Dégénérescence maculaire - Jusqu'à la moitié des injections de Lucentis pourraient échoir aux cabinets privés

Le verdict est tombé: il ne sera pas possible de ramener toutes les injections de Lucentis dans les hôpitaux pour en assurer la gratuité. Les experts du ministère de la Santé auraient calculé que le réseau hospitalier n'a pas les reins assez solides pour offrir le service à tous les patients qui souffrent de dégénérescence maculaire liée à l'âge (DMLA). Jusqu'à la moitié des injections pourraient donc être confiées aux cliniques privées, a appris Le Devoir.

La nouvelle a des allures de désaveu pour le ministre de la Santé, Yves Bolduc, qui a promis, il y a deux mois, de ramener le coûteux médicament servant à freiner la cécité dans le giron des établissements hospitaliers.
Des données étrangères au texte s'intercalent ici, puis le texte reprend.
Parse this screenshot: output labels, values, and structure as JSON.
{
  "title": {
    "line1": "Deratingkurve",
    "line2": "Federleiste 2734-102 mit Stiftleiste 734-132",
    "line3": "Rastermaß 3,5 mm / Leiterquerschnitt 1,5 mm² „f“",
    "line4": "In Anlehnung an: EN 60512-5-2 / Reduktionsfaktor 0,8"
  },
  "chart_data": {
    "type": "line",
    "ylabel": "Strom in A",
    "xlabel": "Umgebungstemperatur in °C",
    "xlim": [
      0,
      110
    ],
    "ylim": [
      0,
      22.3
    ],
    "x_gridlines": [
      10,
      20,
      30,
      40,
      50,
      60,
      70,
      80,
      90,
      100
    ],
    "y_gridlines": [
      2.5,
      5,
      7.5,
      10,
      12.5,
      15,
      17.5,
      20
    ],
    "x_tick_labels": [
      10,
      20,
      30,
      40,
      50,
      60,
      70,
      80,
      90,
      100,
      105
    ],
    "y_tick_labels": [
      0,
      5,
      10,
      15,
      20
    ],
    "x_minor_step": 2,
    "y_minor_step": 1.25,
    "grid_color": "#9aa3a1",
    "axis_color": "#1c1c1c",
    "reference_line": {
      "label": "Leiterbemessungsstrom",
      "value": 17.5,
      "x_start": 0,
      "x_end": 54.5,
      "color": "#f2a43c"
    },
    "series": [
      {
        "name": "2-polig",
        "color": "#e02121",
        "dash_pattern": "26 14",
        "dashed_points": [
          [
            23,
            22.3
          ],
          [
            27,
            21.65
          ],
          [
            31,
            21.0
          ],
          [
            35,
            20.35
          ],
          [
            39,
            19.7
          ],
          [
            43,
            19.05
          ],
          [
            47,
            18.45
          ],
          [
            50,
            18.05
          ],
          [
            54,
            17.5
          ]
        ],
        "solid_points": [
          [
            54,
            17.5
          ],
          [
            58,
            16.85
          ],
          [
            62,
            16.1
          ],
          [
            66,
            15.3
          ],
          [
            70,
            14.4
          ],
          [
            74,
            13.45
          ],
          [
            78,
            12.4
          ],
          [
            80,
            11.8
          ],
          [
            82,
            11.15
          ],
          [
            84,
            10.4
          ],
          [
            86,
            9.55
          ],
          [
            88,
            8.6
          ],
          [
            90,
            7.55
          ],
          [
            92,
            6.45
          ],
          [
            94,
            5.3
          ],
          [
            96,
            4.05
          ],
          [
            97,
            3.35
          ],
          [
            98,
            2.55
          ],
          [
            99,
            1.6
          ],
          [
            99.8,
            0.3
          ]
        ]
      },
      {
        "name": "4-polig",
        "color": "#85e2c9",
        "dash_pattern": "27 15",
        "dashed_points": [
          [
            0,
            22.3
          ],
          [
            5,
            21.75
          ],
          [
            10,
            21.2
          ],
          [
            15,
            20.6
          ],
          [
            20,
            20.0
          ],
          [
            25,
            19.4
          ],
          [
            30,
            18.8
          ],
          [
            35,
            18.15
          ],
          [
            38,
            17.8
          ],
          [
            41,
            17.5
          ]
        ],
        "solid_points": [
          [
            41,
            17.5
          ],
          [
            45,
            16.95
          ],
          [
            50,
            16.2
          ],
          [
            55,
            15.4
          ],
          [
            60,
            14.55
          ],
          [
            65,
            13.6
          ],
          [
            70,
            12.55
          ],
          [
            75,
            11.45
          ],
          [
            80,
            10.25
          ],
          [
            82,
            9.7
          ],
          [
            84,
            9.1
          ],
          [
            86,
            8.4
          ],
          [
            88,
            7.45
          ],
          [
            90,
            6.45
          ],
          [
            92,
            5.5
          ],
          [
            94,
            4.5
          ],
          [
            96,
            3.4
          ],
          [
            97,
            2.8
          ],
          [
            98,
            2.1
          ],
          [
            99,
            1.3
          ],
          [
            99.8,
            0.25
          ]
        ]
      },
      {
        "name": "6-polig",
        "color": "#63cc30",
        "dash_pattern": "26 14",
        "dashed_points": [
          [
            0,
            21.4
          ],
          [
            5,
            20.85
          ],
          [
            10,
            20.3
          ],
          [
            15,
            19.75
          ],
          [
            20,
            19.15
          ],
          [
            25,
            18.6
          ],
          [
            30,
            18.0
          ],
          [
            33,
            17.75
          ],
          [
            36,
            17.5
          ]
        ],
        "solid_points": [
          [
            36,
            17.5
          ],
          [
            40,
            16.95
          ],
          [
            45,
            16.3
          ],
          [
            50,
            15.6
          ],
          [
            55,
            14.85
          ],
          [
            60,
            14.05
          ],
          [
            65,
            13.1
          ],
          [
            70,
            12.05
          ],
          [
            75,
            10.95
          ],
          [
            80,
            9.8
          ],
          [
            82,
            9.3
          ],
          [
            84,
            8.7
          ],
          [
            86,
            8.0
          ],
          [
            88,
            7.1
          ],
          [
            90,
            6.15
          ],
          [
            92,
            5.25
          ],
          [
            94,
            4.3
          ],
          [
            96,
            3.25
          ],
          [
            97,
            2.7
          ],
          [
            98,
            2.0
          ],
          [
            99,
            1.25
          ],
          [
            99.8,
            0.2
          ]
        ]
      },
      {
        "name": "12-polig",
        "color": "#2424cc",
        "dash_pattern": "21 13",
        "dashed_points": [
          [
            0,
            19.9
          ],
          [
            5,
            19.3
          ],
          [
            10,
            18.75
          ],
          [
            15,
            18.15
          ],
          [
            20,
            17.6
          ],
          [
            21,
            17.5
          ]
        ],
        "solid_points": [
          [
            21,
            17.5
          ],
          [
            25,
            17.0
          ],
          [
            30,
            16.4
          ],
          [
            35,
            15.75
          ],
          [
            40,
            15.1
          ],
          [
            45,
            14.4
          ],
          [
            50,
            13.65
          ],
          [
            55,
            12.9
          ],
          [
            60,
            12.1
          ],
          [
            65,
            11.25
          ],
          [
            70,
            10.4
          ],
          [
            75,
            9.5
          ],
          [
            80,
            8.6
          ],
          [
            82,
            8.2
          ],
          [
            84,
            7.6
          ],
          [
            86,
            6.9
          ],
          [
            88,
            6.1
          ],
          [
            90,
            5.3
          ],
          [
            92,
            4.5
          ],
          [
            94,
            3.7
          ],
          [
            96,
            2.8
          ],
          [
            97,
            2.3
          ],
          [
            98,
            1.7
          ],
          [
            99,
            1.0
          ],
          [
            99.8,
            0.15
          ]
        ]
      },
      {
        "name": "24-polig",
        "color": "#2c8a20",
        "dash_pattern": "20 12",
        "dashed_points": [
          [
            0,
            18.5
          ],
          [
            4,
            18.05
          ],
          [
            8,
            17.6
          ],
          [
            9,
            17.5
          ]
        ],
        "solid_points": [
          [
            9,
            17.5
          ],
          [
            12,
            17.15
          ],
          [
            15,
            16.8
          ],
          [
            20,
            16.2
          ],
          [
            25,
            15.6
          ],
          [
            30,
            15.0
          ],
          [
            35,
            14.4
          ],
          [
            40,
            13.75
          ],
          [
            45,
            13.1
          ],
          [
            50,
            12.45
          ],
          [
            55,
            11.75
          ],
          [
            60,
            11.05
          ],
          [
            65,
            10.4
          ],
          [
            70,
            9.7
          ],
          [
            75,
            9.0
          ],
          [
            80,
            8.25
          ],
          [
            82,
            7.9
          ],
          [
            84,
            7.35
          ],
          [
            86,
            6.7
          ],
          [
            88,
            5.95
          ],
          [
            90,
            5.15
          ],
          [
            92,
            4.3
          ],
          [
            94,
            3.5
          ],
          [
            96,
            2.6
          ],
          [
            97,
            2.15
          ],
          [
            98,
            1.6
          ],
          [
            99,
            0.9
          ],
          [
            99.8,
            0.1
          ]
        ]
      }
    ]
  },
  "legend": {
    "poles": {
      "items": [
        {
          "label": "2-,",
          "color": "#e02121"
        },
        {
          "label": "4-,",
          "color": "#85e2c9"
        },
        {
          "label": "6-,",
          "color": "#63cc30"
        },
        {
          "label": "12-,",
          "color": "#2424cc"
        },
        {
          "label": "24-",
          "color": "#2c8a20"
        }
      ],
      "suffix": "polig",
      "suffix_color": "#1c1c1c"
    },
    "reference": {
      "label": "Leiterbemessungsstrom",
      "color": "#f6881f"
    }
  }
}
Celui-ci voulait ainsi contrecarrer une pratique en cours dans certains cabinets privés où l'on a facturé des frais accessoires allant jusqu'à 230 $ pour des gouttes préparatoires valant moins d'une quinzaine de dollars afin d'éponger les frais liés à l'achat d'un tomographe.

Coincés, des représentants du ministère auraient contacté lundi la Fédération des médecins spécialistes du Québec (FMSQ) afin de négocier un tarif qui permettrait d'offrir le Lucentis gratuitement là où l'expertise est déjà bien installée, soit dans les cliniques privées. Ce que confirme au Devoir le président de la FMSQ, le Dr Gaétan Barrette. «Ils m'ont appelé tout penauds pour négocier un tarif pour les 50 % qui ne pourront pas être pris en charge par les établissements.»

La formule proposée rappelle un peu celle qui a été mise en place lorsque le gouvernement Charest a annoncé la gratuité des services de fécondation in vitro (FIV), des services qui sont encore offerts dans les cliniques privées — où a d'abord été développée l'expertise — en attendant que les établissements publics développent leur propre offre de services. Ce qui suppose des investissements importants en matière d'espace, de personnel et de matériel.

Le hic, c'est que la FMSQ n'est pas nécessairement disposée à négocier une telle entente. «Au moment où l'on se parle, il n'y a aucune négociation de commencée», affirme le Dr Barrette, qui accuse Québec de vouloir régler au plus vite la question du Lucentis pour ne pas avoir à se prononcer sur celle autrement plus délicate des frais accessoires.

C'est se mettre la tête dans le sable, croit le président de la FMSQ, qui prédit que Québec sera tôt ou tard confronté à un autre Lucentis. «C'est inévitable. Il va y en avoir d'autres, monsieur Lavoie [le porte-parole du Comité pour une gratuité des soins pour les personnes atteintes de dégénérescence maculaire], sur la place publique. Et comprenez-moi bien, je souhaite que leurs voix soient entendues. Il faut dénoncer le refus du ministre de statuer sur les frais accessoires. En faisant cela, il prend les patients et les médecins en otages.»

La FMSQ dit donc oui à la négociation, «mais seulement si elle se fait plus largement, en englobant la question des frais accessoires», précise le Dr Barrette, qui entend tenir son point jusqu'au bout. «Tout cela me confirme que la gestion de la santé au Québec est une gestion à courte vue dans tous les cas. Il n'y a pas de pensée structurante à long terme en gestion des soins de la santé.»

Au cabinet du ministre Bolduc, on a refusé de commenter les présentes discussions. «Le ministre suit son plan de match. Il a l'intention de tout faire pour rendre les services accessibles dans les établissements le plus rapidement possible», a simplement dit son attachée de presse, Nathacha Joncas Boudreau. Comment contournera-t-il les impossibilités mises en lumière par le ministère? «Les modalités ne sont pas encore arrêtées», a précisé Mme Joncas Boudreau en refusant d'en dire davantage.